The First Restriction (Tzimtzum Aleph) is a ban, an oath that the first, collective spiritual vessel imposed on itself immediately after its appearance. It means that although the Creator’s sole desire is to fill the vessel with delight, the vessel imposed a condition on itself that it will not enjoy for itself, but only for the Creator.
Thus, only the thought changed, not the action itself. This means that the vessel receives the Light not because it wants it, but because such is the Creator’s wish. Hence, our goal is to fulfill the will to receive, to wish for pleasure the way the Creator wishes for it.
Sensation is the attribute of reacting to the absence or presence of the Light, even in its infinitely small portions. In principle, our whole life consists of mere cycles of sensations. Usually, it does not matter to us what we enjoy, but we cannot live without pleasure. Recognition and fame merely provide a sensation, but pleasure is so important to us!
Our state always depends on the mood and perception of our surroundings, regardless of the world’s state. None of our sensations is the product of our inner life and the environment’s influence, for their source is the Creator Himself, as every sensation constitutes either the Light or its absence.
We feel either ourselves or the Creator or both, depending on our moral state. While feeling only ourselves, we can believe that the Creator exists and influences us. The fact that we perceive ourselves as independent creatures, and even believe that only we exist, is a result of our spiritual disparity from the Creator, and of our remoteness from Him.

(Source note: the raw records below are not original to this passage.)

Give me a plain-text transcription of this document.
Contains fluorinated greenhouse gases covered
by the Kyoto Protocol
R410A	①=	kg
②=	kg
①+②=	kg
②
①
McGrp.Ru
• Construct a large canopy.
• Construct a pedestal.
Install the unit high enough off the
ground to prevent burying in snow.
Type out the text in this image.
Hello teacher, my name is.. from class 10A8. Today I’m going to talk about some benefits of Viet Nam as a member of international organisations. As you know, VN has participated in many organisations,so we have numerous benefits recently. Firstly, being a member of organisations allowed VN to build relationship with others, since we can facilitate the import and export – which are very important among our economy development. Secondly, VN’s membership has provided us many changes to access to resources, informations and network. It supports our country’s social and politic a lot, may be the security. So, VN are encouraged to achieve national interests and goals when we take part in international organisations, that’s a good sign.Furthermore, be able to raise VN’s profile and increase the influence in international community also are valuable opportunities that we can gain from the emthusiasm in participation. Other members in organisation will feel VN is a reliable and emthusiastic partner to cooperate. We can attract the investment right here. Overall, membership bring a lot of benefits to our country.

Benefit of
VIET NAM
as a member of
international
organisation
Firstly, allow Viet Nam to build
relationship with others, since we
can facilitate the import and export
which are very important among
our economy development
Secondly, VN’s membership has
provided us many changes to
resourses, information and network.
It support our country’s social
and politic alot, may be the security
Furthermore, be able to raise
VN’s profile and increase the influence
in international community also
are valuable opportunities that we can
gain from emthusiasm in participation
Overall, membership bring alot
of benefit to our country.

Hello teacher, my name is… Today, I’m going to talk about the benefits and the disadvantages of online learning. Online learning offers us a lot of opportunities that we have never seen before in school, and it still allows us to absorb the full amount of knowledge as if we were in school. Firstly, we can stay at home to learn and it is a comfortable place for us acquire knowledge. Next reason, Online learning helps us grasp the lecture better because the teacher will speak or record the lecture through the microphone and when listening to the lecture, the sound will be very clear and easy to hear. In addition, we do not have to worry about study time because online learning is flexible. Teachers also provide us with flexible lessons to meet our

Intention (Kavana) is the single most important thing in every action that a person makes. This is so because in the spiritual world, a thought constitutes an action. Similarly, in our corporeal world, one who cuts another with a knife intending to inflict harm is punished, while another uses a knife with the aim to heal – as in surgery – and is awarded.
If sentence is passed according to the absolute laws of the spiritual worlds, then for every evil thought a person should be spiritually punished. Indeed, in spirituality this is exactly what happens.
Our mood and our health also depend on our intentions, but not on the difficulty or character of our work or financial state. It should be noted that while we can only control our physical actions, we can only change our feelings through the spiritual world.
This is why prayer is of such paramount importance; it essentially constitutes every appeal (even wordless ones, coming from the heart) to The Source of all that exists, the Creator, for whom all created beings are equal and desired.